A simpler way to think about it: Think of the difference between a raffle ticket and a package tracking number. A sequential ID is like a raffle ticket. If you have ticket #501, a hacker can guess #502 to try and steal data. A UUID is like a package tracking number (e.g., `94001112062148...`). It's long, unique, and random. You can't guess another valid tracking number, making the system secure.

Why it’s critical at scale: This is fundamental for security and distributed systems. It prevents bad actors from guessing URLs (`/campaign/123` to `/campaign/124`) to snoop on data. More importantly, large systems are composed of many independent services. UUIDs allow each service to create records without coordinating with a central authority, eliminating bottlenecks and enabling true parallel work.

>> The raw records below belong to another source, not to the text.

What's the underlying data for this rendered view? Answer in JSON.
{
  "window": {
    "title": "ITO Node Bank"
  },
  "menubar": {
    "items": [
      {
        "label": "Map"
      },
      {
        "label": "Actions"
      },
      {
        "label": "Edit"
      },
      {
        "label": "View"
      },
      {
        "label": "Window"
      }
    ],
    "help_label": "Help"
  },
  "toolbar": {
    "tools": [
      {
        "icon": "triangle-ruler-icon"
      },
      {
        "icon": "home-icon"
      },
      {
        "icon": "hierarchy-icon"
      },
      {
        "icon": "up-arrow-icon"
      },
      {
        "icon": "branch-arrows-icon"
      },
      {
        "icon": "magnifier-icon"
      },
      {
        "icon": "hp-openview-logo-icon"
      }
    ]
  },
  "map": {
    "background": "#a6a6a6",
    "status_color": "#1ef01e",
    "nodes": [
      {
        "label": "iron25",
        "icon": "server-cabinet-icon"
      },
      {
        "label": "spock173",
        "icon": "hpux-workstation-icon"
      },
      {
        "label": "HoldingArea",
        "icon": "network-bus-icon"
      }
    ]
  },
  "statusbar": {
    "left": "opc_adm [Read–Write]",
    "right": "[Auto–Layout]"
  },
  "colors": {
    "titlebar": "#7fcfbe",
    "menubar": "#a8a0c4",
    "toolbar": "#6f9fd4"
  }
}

Comparison of sequential IDs vs secure UUIDs

9. Go Beyond the Default: Organize into Custom Schemas

First, what is a schema? Think of it as a folder for your database tables. When you start a project, tools typically give you one giant, default folder (often called `public`), and most developers dump every table in there. This becomes a mess.

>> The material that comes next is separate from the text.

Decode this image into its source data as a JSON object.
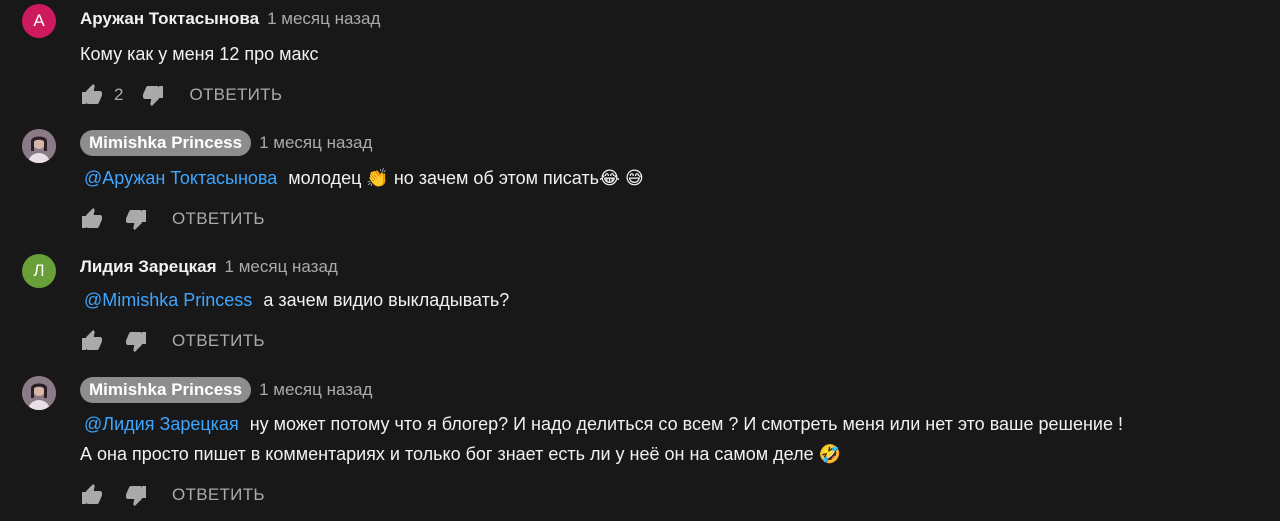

A simpler way to think about it: The pro move is to create your own dedicated folders (schemas). Think of your database as a large office building. Creating schemas is like building out secure departments:

  • The `billing` schema is the Accounting Department. Only the finance team's code gets a keycard.
  • The `accounts` schema is the HR Department, managing user files.

This isn't just for tidiness; it's a critical security feature that provides clear ownership boundaries.

Why it’s critical at scale: This is how you prevent chaos. It provides ownership and security boundaries. The billing service can be granted exclusive access to the billing schema, making it impossible for another team's code to accidentally interfere with financial records. It turns a giant database into a set of well-defined, independent, and secure components.

10. Flag Your "System-Default" Items

Finally, we flag special "system-default" items using a dedicated `system_id` column. Some data is critical for the application itself, like a "Guest User" account or the "Safety-Net" AI model that runs when another one fails. We give these rows a special, human-readable ID (like `GUEST_USER` or `DEFAULT_SAFETY_NET_V2`) so they are easy to find and protect.

Why it’s critical at scale: The application code needs to reliably find these critical entities. Hard-coding a random UUID is fragile; if that record is ever re-created, the code breaks. A `system_id` acts as a permanent anchor, making the system more robust and resilient to changes over time.


Conclusion

A well-designed database does more than just store information. It tells the story of your product. It provides the answers during a crisis, gives confidence to your product managers, and builds a foundation of trust with your users.

The ten principles outlined here are not just technical best practices; they are a framework for communication. For Product Managers, they provide the vocabulary to demand systems that are transparent and auditable. For Developers, they offer the justification to build with foresight, investing a little time now to save days of frantic searching later.

The next time a crisis looms, your database will either be a black box full of mysteries or a source of immediate clarity. The choice is made long before the emergency, in the small, foundational decisions you make today. Build a great one, and it will become your entire team's superpower.